Chase claimed that the EEOC had not truly investigated a class beyond employees reporting to Doneyhue’s manager Wile, or that even if it did, the EEOC had not told Chase of it. The Court acknowledged that in the Sixth Circuit, an EEOC complaint must be limited to the investigation reasonably expected to grow out of the charge of discrimination. The Court found, however, that the EEOC had clearly looked at the circumstances of employees outside of Wile’s chain of command, and rejected Chase’s argument. Chase’s second argument – that it must be notified of the scope of the charge – relied on EEOC v. Outback Steak House of Florida, 520 F. Supp. 2d 1250 (D. Colo. 2007). Judge Smith differentiated that case, noting that in EEOC v. Outback, the EEOC had attempted to base a nationwide lawsuit on a strictly regional investigation. Judge Smith reasoned that it could be inferred from the EEOC’s testimony and information requests that Chase was informed of expanded class claims and denied Chase’s motion on that basis.

EEOC’s Duty To Conciliate In Good Faith

Perhaps more significantly, the Court also gave the EEOC virtually free reign to define for itself what is “good faith” conciliation. The Court noted, without explanation, that the EEOC’s conciliation demand was “on its face made in good faith.” Id. at 16-17. Judge Smith went on to hold that once Chase rejected the EEOC's demand, the Commission was “under no duty to attempt further conciliation….” Id. at 17. The decision concludes that “it is not for this Court to second guess the approach taken by [the EEOC] in attempting to conciliate the matter. As long as its effort was made in good faith, it is not subject to judicial review.” Id. On this basis, the Court rejected Chase’s motion for partial for summary judgment.

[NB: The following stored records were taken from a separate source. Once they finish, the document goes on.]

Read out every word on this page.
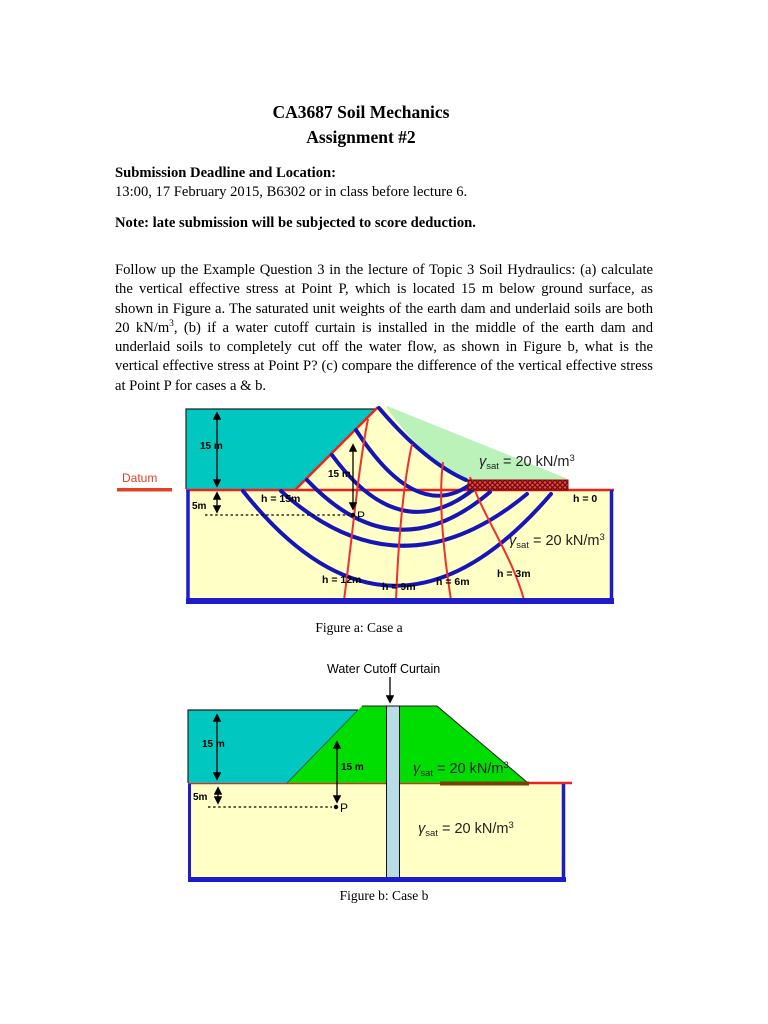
CA3687 Soil Mechanics
Assignment #2
Submission Deadline and Location:
13:00, 17 February 2015, B6302 or in class before lecture 6.
Note: late submission will be subjected to score deduction.
Follow up the Example Question 3 in the lecture of Topic 3 Soil Hydraulics: (a) calculate the vertical effective stress at Point P, which is located 15 m below ground surface, as shown in Figure a. The saturated unit weights of the earth dam and underlaid soils are both 20 $kN/m^3$, (b) if a water cutoff curtain is installed in the middle of the earth dam and underlaid soils to completely cut off the water flow, as shown in Figure b, what is the vertical effective stress at Point P? (c) compare the difference of the vertical effective stress at Point P for cases a & b.
15 m
5m
15 m
P
h = 15m	h = 0
h = 12m
h = 9m h = 6m
h = 3m
$\gamma_{sat} = 20$ $kN/m^3$
$\gamma_{sat} = 20$ $kN/m^3$
Datum
Figure a: Case a
Water Cutoff Curtain
15 m
5m
15 m
P
$\gamma_{sat} = 20$ $kN/m^3$
$\gamma_{sat} = 20$ $kN/m^3$
Figure b: Case b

Implications For Employers

This is a disturbing case for employers. A strategy informed by EEOC v. JP Morgan Chase suggests that employers should push the EEOC for clear articulation of its position at every stage. Where, for example, the EEOC makes class allegations, but refuses to identify the class members, an employer should still insist the EEOC at least identify the scope of the class (by work unit or supervisor, for example). If the EEOC continues to stonewall, the employer should memorialize what it believes is the scope of the class, so there is no mistake what the employer did or did not know during the investigation and conciliation stage. 

As for a conciliation strategy, it is difficult to suggest steps beyond those taken by the employer here. Naturally, when the EEOC refuses to come to the negotiation table, it is difficult to bargain. Demonstrating to the Court that an employer at least attempted to engage in the method of negotiating proscribed by the EEOC is one suggestion (here, providing the EEOC with a more comprehensive offer). Nevertheless, it is difficult to conceive of a situation where the EEOC could be considered to have acted improperly using this decision’s view of the “good faith” standard. Fortunately, there are other decisions that take an evenhanded view of the good faith obligation that can be cited in other jurisdictions.